Concorsi, via carta e penna: adesso cambia tutto

La svolta annunciata dal ministro della Pubblica amministrazione, Renato Brunetta, che ha garantito che tutto sarà digitale e in 100 giorni "per consentire di fare 2-3 concorsi l'anno"

Concorsi, via carta e penna: adesso cambia tutto

Si prospetta una vera e propria rivoluzione nel mondo dei concorsi della Pubblica amministrazione in Italia. Sia per quanto riguarda la modalità con cui saranno svolti che per i tempi. Ad annunciare la svolta è il ministro della Pubblica amministrazione, Renato Brunetta, che ospite del programma condotto da Maria Latella "Caffè della domenica" su Radio24 ha spiegato: "I concorsi sono stati sempre troppo lunghi in Italia, con una durata media di 4 o 5 anni. Ora faremo concorsi semplificati, con una prova scritta ed eventuale prova orale. Mai più carta e penna. È già legge: tutto sarà in digitale entro 100 giorni".

Brunetta si è detto sicuro che così passeremo"dall'Ottocento alla modernità per consentire a qualsiasi amministrazione di fare anche 2-3 concorsi l'anno in ragione delle sue esigenze, con un numero accettabile di partecipanti, con posti messi a concorso e funzioni certe". Lo stesso ministro ha sottolineato come sia necessario mettere al centro "il merito, la formazione, la qualità e la volontà di apprendere. Non sempre è stato così". "Molti giovani- ha aggiunto- hanno fatto i concorsisti di mestiere. Ci provavano con tutti concorsi, provavano a imparare a memoria i quiz perché questi erano stati la base per selezionare centinaia di migliaia di giovani che partecipavano ai concorsi. Un errore tirava l'altro ma io ho voluto cambiare tutto questo", ha spiegato Brunetta. Quest’ultimo ha promesso che da ora ci saranno "posti messi a concorso certi per funzioni certe, non più 'piatto ricco mi ci ficco’ nel senso che mi butto, che ci sono 3.000, 10mila posti messo a concorso. Non ha più senso tutto questo: questo è già cambiato, è già legge".

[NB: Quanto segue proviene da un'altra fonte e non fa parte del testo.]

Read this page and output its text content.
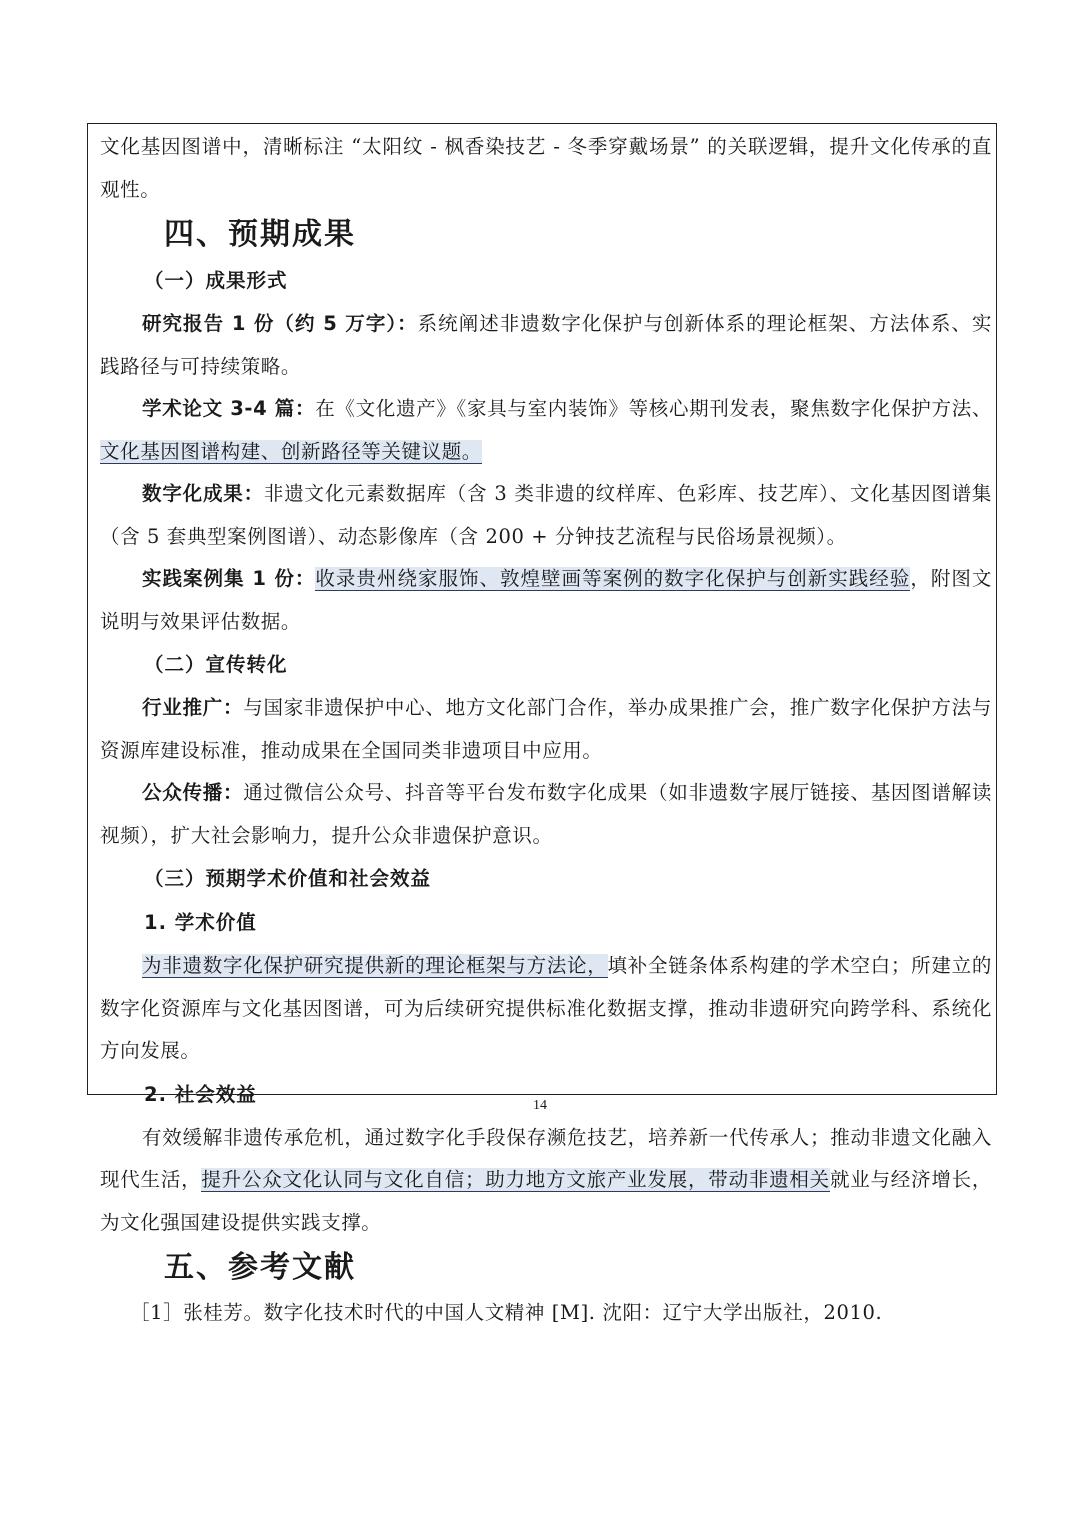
文化基因图谱中，清晰标注 “太阳纹 - 枫香染技艺 - 冬季穿戴场景” 的关联逻辑，提升文化传承的直观性。

四、预期成果

（一）成果形式

研究报告 1 份（约 5 万字）：系统阐述非遗数字化保护与创新体系的理论框架、方法体系、实践路径与可持续策略。

学术论文 3-4 篇：在《文化遗产》《家具与室内装饰》等核心期刊发表，聚焦数字化保护方法、文化基因图谱构建、创新路径等关键议题。

数字化成果：非遗文化元素数据库（含 3 类非遗的纹样库、色彩库、技艺库）、文化基因图谱集（含 5 套典型案例图谱）、动态影像库（含 200 + 分钟技艺流程与民俗场景视频）。

实践案例集 1 份：收录贵州绕家服饰、敦煌壁画等案例的数字化保护与创新实践经验，附图文说明与效果评估数据。

（二）宣传转化

行业推广：与国家非遗保护中心、地方文化部门合作，举办成果推广会，推广数字化保护方法与资源库建设标准，推动成果在全国同类非遗项目中应用。

公众传播：通过微信公众号、抖音等平台发布数字化成果（如非遗数字展厅链接、基因图谱解读视频），扩大社会影响力，提升公众非遗保护意识。

（三）预期学术价值和社会效益

1. 学术价值

为非遗数字化保护研究提供新的理论框架与方法论，填补全链条体系构建的学术空白；所建立的数字化资源库与文化基因图谱，可为后续研究提供标准化数据支撑，推动非遗研究向跨学科、系统化方向发展。

2. 社会效益

有效缓解非遗传承危机，通过数字化手段保存濒危技艺，培养新一代传承人；推动非遗文化融入现代生活，提升公众文化认同与文化自信；助力地方文旅产业发展，带动非遗相关就业与经济增长，为文化强国建设提供实践支撑。

五、参考文献

［1］张桂芳。数字化技术时代的中国人文精神 [M]. 沈阳：辽宁大学出版社，2010.

14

Ora che la conoscenza dell'inglese è indispensabile per gli impiegati pubblici, il ministro ha spiegato che servirà una selezione ancora più severa dei futuri assunti, con logiche di mercato. Saranno, invece, messe da parte le domande logico-matematiche nelle prove "perché non servono a niente".

Probabilmente saranno valutati i titoli e le esperienze del candidato. E questi meccanismi dovranno valere anche per le persone già inserite nella Pubblica amministrazione che ambiscono a crescere: "Nella mia precedente esperienza di governo, avevo posto una condizione. Il dirigente che voleva passare dalla seconda alla prima fascia era tenuto a fare prima un'esperienza di 6 mesi in un'istituzione internazionale come l'Ue, la Banca Mondiale, il Fondo monetario internazionale. Tutto questo è diventato legge, ma non è mai stato applicato". "Quando ero all'Ocse- ha proseguito- mi rendevo conto che i giapponesi utilizzavano quell'esperienza come formazione".

Riguardo ai 1863 tirocinanti campani che confidano di entrare nella Pubblica amministrazione, Brunetta è stato chiaro: "Non c'è l'ho con questi giovani, ce l'ho con la cattiva classe politica e sindacale perché dà dei cattivi messaggi e crea delle vittime". Perché, è il ragionamento dell’esponente di Forza Italia, "un giovane che ha paura di un concorso è già perdente. Si minacciano addirittura manifestazioni, questi giovani hanno paura di confrontarsi e sono delle vittime".

Il ministro ha spiegato che "da qualche parte però bisogna pur cominciare anche perché per la maggior parte sono bravi, vogliono trasparenza e merito e non vogliono essere ricattati da nessuno, io voglio questo e questo si realizzerà". Brunetta ha infine anche garantito che quando ci saranno "200mila concorsi veloci all'anno e digitalizzati, non su quiz matematici a memoria, ma sull'acquisizione dei titoli, tutto ciò porterà a un miglioramento".